Ten to One or One to Ten Rule
Many companies experience difficulties regarding product acceptance to specifications simply because they fail to utilize the ten to one rule when making the choice of a measurement instrument to determine adherence to specifications.
Simply stated the “Rule of Ten” or “one to ten” is that the discrimination (resolution) of the measuring instrument should divide the tolerance of the characteristic to be measured into ten parts. In other words, the gage or measuring instrument should be 10 times as accurate as the characteristic to be measured. Many believe that this only applies to the instruments used to calibrate a gage or measuring instrument when in reality it applies to the choice of instrument for any measuring activity. The whole idea here is to choose an instrument that is capable of detecting the amount of variation present in a given characteristic.
If we were to plot on a run chart the achieved values from a gage that has been selected that is one to one or even two to one resolution to the part tolerance, the graph would show almost a straight line. This is because the instrument is not capable of detecting the inherent normal variation that exists in the part.
In order to achieve reliable measurement, the instrument needs to be accurate enough to accept all good parts and reject all bad parts. Conversely the gage should not reject good parts nor accept bad ones.

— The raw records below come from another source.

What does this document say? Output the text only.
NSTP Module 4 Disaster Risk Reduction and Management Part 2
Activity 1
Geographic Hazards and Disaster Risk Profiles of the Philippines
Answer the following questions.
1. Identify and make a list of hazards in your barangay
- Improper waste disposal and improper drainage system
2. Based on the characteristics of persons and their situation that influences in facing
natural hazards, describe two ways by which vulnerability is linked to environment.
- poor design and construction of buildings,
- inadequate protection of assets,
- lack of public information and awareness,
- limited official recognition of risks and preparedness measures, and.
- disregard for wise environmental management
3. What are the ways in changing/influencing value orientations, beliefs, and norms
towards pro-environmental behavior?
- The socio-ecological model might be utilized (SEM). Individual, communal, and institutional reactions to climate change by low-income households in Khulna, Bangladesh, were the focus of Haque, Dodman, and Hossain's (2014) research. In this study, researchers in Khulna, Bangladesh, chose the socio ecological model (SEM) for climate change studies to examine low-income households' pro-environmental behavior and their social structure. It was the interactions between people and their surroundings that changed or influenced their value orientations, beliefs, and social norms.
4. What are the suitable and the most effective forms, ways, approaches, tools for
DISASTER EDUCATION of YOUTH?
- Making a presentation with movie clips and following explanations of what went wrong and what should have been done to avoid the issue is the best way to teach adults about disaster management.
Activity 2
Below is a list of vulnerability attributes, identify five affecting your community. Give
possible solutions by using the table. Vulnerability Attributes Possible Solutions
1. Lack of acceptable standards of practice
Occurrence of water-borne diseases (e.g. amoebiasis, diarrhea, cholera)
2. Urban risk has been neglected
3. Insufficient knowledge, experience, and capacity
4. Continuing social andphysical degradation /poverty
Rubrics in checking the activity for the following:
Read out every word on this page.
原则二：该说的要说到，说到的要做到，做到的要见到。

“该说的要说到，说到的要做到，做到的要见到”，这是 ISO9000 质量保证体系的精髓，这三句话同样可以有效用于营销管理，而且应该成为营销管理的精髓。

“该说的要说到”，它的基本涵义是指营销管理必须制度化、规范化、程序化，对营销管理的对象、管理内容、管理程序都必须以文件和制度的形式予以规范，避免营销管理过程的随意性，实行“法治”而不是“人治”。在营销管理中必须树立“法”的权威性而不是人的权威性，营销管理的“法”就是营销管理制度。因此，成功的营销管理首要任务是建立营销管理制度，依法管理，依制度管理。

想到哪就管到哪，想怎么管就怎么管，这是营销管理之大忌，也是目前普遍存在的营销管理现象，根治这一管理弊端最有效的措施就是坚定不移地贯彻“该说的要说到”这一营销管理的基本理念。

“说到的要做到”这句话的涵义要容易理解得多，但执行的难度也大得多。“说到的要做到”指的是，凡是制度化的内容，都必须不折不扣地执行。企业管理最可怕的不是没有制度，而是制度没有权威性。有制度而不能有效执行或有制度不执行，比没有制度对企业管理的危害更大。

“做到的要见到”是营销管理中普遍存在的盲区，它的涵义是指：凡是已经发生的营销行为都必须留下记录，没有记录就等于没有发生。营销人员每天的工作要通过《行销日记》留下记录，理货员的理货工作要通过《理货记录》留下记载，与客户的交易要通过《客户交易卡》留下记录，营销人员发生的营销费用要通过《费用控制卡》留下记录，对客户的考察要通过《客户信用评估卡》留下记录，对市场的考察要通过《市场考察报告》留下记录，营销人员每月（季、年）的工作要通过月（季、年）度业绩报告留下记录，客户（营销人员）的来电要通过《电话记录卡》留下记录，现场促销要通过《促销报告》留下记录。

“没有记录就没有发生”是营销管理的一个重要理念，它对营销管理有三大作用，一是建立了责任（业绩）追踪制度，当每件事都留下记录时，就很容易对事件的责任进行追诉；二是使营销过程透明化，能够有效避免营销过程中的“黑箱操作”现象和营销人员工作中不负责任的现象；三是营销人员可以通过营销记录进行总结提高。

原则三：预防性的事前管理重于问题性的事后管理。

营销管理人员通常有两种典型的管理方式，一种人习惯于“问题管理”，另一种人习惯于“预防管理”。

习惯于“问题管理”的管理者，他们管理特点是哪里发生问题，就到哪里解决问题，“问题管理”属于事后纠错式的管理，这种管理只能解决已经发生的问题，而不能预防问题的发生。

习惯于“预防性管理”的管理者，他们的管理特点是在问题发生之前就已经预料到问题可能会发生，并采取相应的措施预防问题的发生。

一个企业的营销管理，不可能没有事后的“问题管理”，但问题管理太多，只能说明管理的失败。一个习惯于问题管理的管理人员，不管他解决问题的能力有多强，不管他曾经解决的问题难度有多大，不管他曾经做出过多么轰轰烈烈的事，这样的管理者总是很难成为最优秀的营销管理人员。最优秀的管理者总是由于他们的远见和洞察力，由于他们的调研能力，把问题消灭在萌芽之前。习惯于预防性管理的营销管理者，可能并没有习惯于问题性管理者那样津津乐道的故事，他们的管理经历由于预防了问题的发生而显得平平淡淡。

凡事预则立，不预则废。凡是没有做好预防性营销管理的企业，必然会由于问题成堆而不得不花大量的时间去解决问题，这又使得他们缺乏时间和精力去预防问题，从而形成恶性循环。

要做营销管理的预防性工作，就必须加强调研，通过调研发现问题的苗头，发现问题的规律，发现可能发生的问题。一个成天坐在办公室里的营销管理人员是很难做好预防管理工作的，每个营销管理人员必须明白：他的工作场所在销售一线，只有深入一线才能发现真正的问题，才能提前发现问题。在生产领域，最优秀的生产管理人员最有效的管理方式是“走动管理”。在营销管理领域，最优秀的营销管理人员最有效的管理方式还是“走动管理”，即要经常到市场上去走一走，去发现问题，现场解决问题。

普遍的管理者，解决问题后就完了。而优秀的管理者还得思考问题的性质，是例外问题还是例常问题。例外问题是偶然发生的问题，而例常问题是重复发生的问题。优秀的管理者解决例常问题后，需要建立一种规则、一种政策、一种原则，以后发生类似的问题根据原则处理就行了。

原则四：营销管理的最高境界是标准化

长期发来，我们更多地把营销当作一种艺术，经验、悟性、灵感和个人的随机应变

The real problem will arise when your company uses an instrument that is only accurate enough to measure in thousandths and accepts parts based upon that result and the customer uses gages that discriminate to ten-thousandths and reject parts sent to them for being .0008” over the specification limit.
Any company that controls their processes through the use of statistical tools will have a very difficult task to meet SPC indices of acceptable levels if the data they collect is based upon numbers achieved with gages that will not reflect the normal variation present in the process.
One statistical tool that is used to test the worthiness of a gage to control the production process is called a Gage R&R Study (Repeatability & Reproducibility). Repeatability is the ability of one operator to achieve the same results when measuring the same dimension after repeated trials. Reproducibility is the ability of multiple operators to achieve the same results when using the same gage to measure the same dimension on the same parts after repeat trials.
Acceptance of the gage to perform the task at hand is determined when after performing the test (study) meets the following criteria:
10% of the total tolerance (or process variation) or less = the gage is acceptable
11-30% = acceptable only based upon the application, and must be closely monitored.
31% or over = the gage is unacceptable for use on this application.
Often it is quite difficult to pass the gage R&R study even when the ten to one rule is used. So, in order to give yourself the advantage to be begin with, start by choosing a gage that is accurate to 1/10 th of tolerance of the characteristic to be measured.